Just kidding, it’s great. Editor Chris Duffy has done a first rate job selecting the material and gathering the contributors. While there are some very famous stories such as Snow White (Jaime Hernandez), Puss in Boots (Vansessa Davis) and Rapunzel (Rana Telgemeier), they’re accompanied by many equally engaging, but lesser known tales. Bobby London illustrates one of a town flooded by porridge, Ramona Fradon tells of a prince who married a tortoise, and Luke Pearson’s version of a Japanese folk tale about a boy who liked drawing cats (sample art left) is a highlight of a very strong selection. Duffy’s spread his choice around the globe, and having already produced the acclaimed Nursery Rhyme Comics anthology, has some experience.
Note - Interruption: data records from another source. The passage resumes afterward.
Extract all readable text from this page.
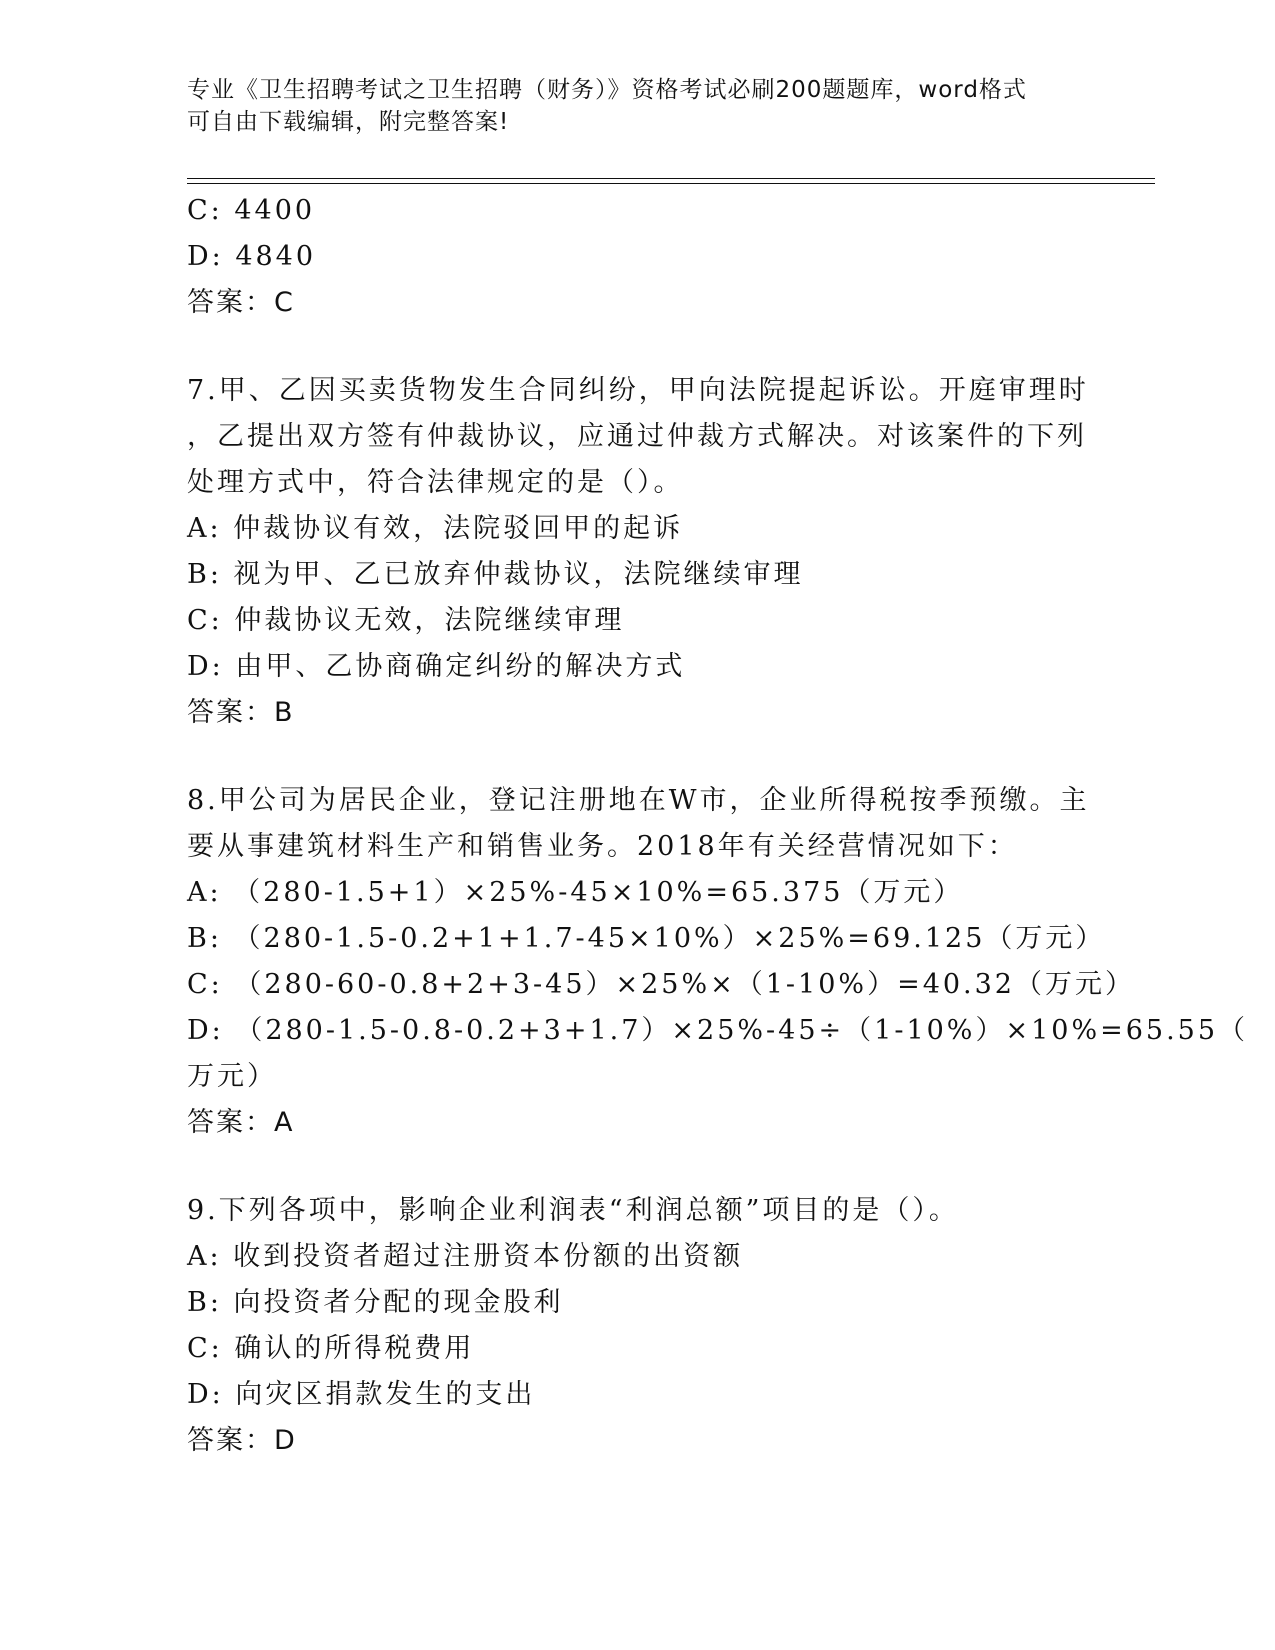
专业《卫生招聘考试之卫生招聘（财务）》资格考试必刷200题题库，word格式
可自由下载编辑，附完整答案!
C: 4400
D: 4840
答案：C
7.甲、乙因买卖货物发生合同纠纷，甲向法院提起诉讼。开庭审理时
，乙提出双方签有仲裁协议，应通过仲裁方式解决。对该案件的下列
处理方式中，符合法律规定的是（）。
A: 仲裁协议有效，法院驳回甲的起诉
B: 视为甲、乙已放弃仲裁协议，法院继续审理
C: 仲裁协议无效，法院继续审理
D: 由甲、乙协商确定纠纷的解决方式
答案：B
8.甲公司为居民企业，登记注册地在W市，企业所得税按季预缴。主
要从事建筑材料生产和销售业务。2018年有关经营情况如下：
A: （280-1.5+1）×25%-45×10%=65.375（万元）
B: （280-1.5-0.2+1+1.7-45×10%）×25%=69.125（万元）
C: （280-60-0.8+2+3-45）×25%×（1-10%）=40.32（万元）
D: （280-1.5-0.8-0.2+3+1.7）×25%-45÷（1-10%）×10%=65.55（
万元）
答案：A
9.下列各项中，影响企业利润表“利润总额”项目的是（）。
A: 收到投资者超过注册资本份额的出资额
B: 向投资者分配的现金股利
C: 确认的所得税费用
D: 向灾区捐款发生的支出
答案：D
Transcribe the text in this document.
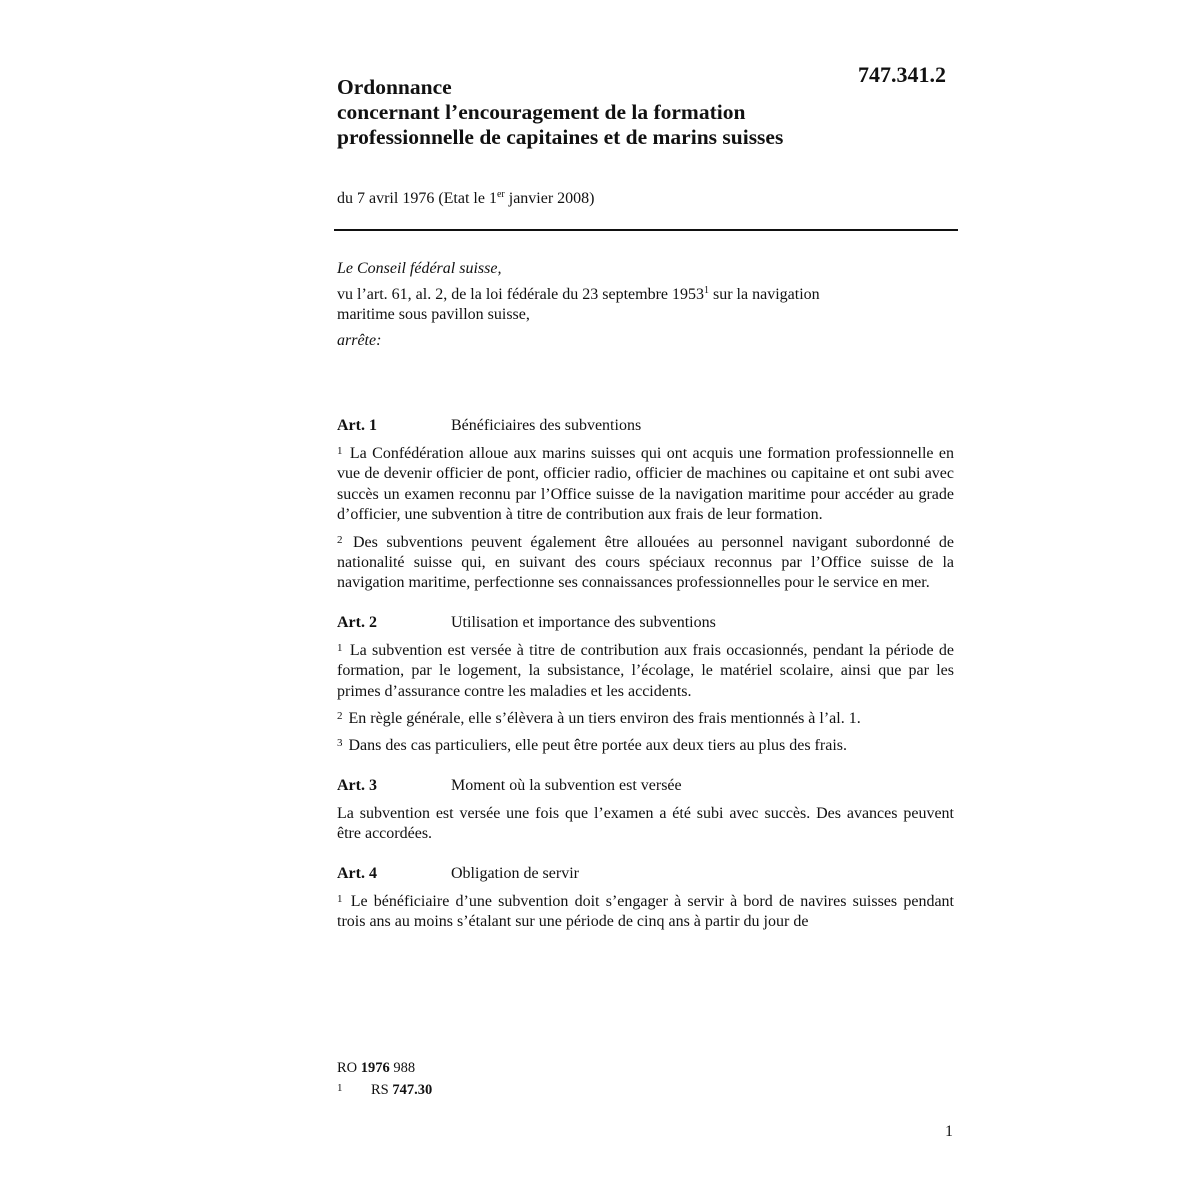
747.341.2
Ordonnance
concernant l’encouragement de la formation
professionnelle de capitaines et de marins suisses
du 7 avril 1976 (Etat le 1er janvier 2008)
Le Conseil fédéral suisse,
vu l’art. 61, al. 2, de la loi fédérale du 23 septembre 1953$^1$ sur la navigation
maritime sous pavillon suisse,
arrête:
Art. 1	Bénéficiaires des subventions
$^1$ La Confédération alloue aux marins suisses qui ont acquis une formation professionnelle en vue de devenir officier de pont, officier radio, officier de machines ou capitaine et ont subi avec succès un examen reconnu par l’Office suisse de la navigation maritime pour accéder au grade d’officier, une subvention à titre de contribution aux frais de leur formation.
$^2$ Des subventions peuvent également être allouées au personnel navigant subordonné de nationalité suisse qui, en suivant des cours spéciaux reconnus par l’Office suisse de la navigation maritime, perfectionne ses connaissances professionnelles pour le service en mer.
Art. 2	Utilisation et importance des subventions
$^1$ La subvention est versée à titre de contribution aux frais occasionnés, pendant la période de formation, par le logement, la subsistance, l’écolage, le matériel scolaire, ainsi que par les primes d’assurance contre les maladies et les accidents.
$^2$ En règle générale, elle s’élèvera à un tiers environ des frais mentionnés à l’al. 1.
$^3$ Dans des cas particuliers, elle peut être portée aux deux tiers au plus des frais.
Art. 3	Moment où la subvention est versée
La subvention est versée une fois que l’examen a été subi avec succès. Des avances peuvent être accordées.
Art. 4	Obligation de servir
$^1$ Le bénéficiaire d’une subvention doit s’engager à servir à bord de navires suisses pendant trois ans au moins s’étalant sur une période de cinq ans à partir du jour de
RO 1976 988
1 RS 747.30
1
So what occurs about fairy stories? The misogyny for starters. Where there’s a villainous dark soul, it’s almost always a women. Rumpelstiltskin is an exception, but there’s a case to be made for misrepresentation and deal welching setting him off, whereas so many of the other stories have women who’re wicked for the sake of it. Wolves apart, animals are generally loveable and helpful creatures, fathers are downtrodden and kings are capricious. A strange coincidence is the emphasis on the writer’s rule of three, a device no-one can really explain noting that something that comes in threes (wishes, attempts to rid oneself of stepchildren, efforts before success) is inherently of greater narrative satisfaction. The storytellers of old seemingly recognised this.
Pretty well any page you care to open the book at presents something visually arresting. So many other strips are noteworthy. Graham Annable channelling Ronald Searle for Goldilocks is great, Gilbert Hernandez draws a fabulous witch, Emily Carroll (sample art right) has a vivid colour sense, Karl Kerschl’s animals are haunting, David Mazzucchelli draws a marvellously strange king. Selecting stories that don’t match the remainder is possibly a matter of taste, but children’s book illustrator Charice Mericle Harper doesn’t adapt well to comics, and while good, Brett Helquist takes an approach that’s too storybook traditional compared with the remaining content.
Fairy Tale Comics is a wonderful selection of stories and art, with creators who bring something new to timeless tales. Don’t overlook it.